One of the most important things is that the imp box does not interfere with the smooth functioning of the phone system. As such we designed the imp box so that if it loses wifi connectivity or power, or someone pours a glass of water on it disrupting the box’s functionality, the imp box will not stop the phone from working. Note that some phones need their own power to work so in a power outage those phones will still not work. Phones that work in a power outage will still work with imp in the mix.
It was also important that the imp box be able to weather the inconsistencies of home internet systems. If calls come into the home landline while your internet is down, the imp will store the messages and the information about the calls until the internet connection is restored. The information can then be delivered to the network and onward to your mobile device.

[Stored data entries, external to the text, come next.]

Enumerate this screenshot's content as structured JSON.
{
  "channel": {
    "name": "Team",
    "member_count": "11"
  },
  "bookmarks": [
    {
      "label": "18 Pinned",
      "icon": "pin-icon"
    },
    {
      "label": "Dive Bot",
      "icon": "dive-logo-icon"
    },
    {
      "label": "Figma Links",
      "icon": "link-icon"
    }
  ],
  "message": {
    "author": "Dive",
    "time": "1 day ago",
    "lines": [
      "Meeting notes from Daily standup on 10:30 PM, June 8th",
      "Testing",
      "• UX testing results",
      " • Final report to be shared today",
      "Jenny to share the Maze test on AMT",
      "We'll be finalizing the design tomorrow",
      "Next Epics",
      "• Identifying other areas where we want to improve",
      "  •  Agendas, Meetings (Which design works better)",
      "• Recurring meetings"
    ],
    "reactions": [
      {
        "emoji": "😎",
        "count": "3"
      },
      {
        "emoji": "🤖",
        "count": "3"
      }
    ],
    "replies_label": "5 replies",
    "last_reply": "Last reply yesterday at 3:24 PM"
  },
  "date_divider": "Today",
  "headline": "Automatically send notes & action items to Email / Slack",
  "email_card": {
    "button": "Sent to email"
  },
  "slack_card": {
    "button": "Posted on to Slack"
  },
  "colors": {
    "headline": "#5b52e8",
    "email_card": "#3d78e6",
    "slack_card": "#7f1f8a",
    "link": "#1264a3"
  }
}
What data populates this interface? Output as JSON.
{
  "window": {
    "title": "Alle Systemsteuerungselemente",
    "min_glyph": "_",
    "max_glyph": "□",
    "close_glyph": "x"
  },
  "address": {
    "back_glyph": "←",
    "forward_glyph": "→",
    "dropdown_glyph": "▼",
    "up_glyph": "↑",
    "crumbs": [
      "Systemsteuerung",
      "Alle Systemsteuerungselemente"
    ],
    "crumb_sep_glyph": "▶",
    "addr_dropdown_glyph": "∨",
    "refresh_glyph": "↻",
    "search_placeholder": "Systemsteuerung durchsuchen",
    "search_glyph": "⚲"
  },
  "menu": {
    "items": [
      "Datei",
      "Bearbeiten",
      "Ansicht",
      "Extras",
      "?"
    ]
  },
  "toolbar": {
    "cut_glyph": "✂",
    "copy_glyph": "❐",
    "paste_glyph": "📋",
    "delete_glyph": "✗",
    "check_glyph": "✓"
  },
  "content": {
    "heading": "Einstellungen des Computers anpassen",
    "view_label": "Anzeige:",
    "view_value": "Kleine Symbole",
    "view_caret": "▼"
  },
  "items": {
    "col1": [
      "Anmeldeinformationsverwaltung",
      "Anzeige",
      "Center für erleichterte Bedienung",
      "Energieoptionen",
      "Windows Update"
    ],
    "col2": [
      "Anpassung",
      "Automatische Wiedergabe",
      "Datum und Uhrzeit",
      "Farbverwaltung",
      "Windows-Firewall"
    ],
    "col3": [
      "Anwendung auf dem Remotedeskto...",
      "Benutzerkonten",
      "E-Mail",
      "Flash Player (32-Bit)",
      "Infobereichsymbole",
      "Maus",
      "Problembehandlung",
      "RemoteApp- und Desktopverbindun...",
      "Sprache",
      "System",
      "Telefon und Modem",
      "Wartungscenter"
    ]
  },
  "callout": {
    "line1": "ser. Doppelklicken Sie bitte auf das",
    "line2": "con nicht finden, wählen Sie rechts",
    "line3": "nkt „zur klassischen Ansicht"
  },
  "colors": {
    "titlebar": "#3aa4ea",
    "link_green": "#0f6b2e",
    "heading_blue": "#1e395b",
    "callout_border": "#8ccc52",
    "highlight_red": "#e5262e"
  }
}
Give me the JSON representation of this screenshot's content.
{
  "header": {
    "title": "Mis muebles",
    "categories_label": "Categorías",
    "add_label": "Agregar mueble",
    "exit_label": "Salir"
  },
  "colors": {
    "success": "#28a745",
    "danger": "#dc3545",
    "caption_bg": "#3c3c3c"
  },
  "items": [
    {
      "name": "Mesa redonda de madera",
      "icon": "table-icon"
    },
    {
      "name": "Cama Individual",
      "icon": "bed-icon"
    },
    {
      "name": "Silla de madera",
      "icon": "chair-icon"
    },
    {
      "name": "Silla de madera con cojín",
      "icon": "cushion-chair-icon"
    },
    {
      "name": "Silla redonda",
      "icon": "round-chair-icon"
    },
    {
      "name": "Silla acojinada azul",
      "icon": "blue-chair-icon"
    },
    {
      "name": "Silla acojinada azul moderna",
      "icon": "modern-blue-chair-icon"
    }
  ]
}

The core call screening functionality of the imp system is dependent on 2 things, the list of your contacts’ phone numbers that are stored on the imp box and the caller ID service provided by your landline phone provider. When a call comes into your landline, shortly after the first audible ring there is a burst of data on the line that carries the caller ID information. The imp box has the time between that data bust and the start of the next phone ring to decide if it should let the phone ring, take a message, or hang up on the caller. This decision is made by looking up the incoming caller ID, ‘from number’ data in the locally stored ‘your phone number list’ to see if the number is there and if it is, what list is it on. This function is all performed locally and is not dependent on network connectivity at the time of the call.
There is a lack of standardization in both the caller ID systems and address book systems that make the simple screening function surprisingly hard. You can save phone numbers in your mobile phone's address book in many ways. Similarly, different phone providers put the caller ID ‘from number’ data in different formats.
When a call comes into your landline your imp box has less than 1 second, the time between rings, to determine if the incoming number is on your phone number list. The way that the imp system solves this problem is split between the imp box and the network components.
When your mobile address book is brought into the imp system the servers standardize the representation of the phone numbers. There is an international standard for formatting phone numbers1, we take each of your contacts' phone numbers and put them into that format. When a call comes into your landline the imp box gets the number from the caller ID data, manipulates it into the same standard format, and performs the look-up: “Is +15108154109 in my caller list?” Without these standardization steps the imp might ask: “is (510) 815-4109 in my phone list?” but because it was in your address book as “510.815.4109” it would not match.
There are 4 possible outcomes of the matching algorithm:
- The number is found on your Greenlist and the phone rings
- The number is found on your Greylist and the imp box takes a message
- The number is found on your Redlist and the imp box hangs up on the caller
- The number is not found on any of your lists and the imp box takes a message.
The data about any incoming call and what the imp did is saved locally on the imp box along with any message that the caller may have left. After the call is completed the imp box checks to see if it has an internet connection, when it does, it delivers the information to the network that in turn sends it to the Home view of your imp app.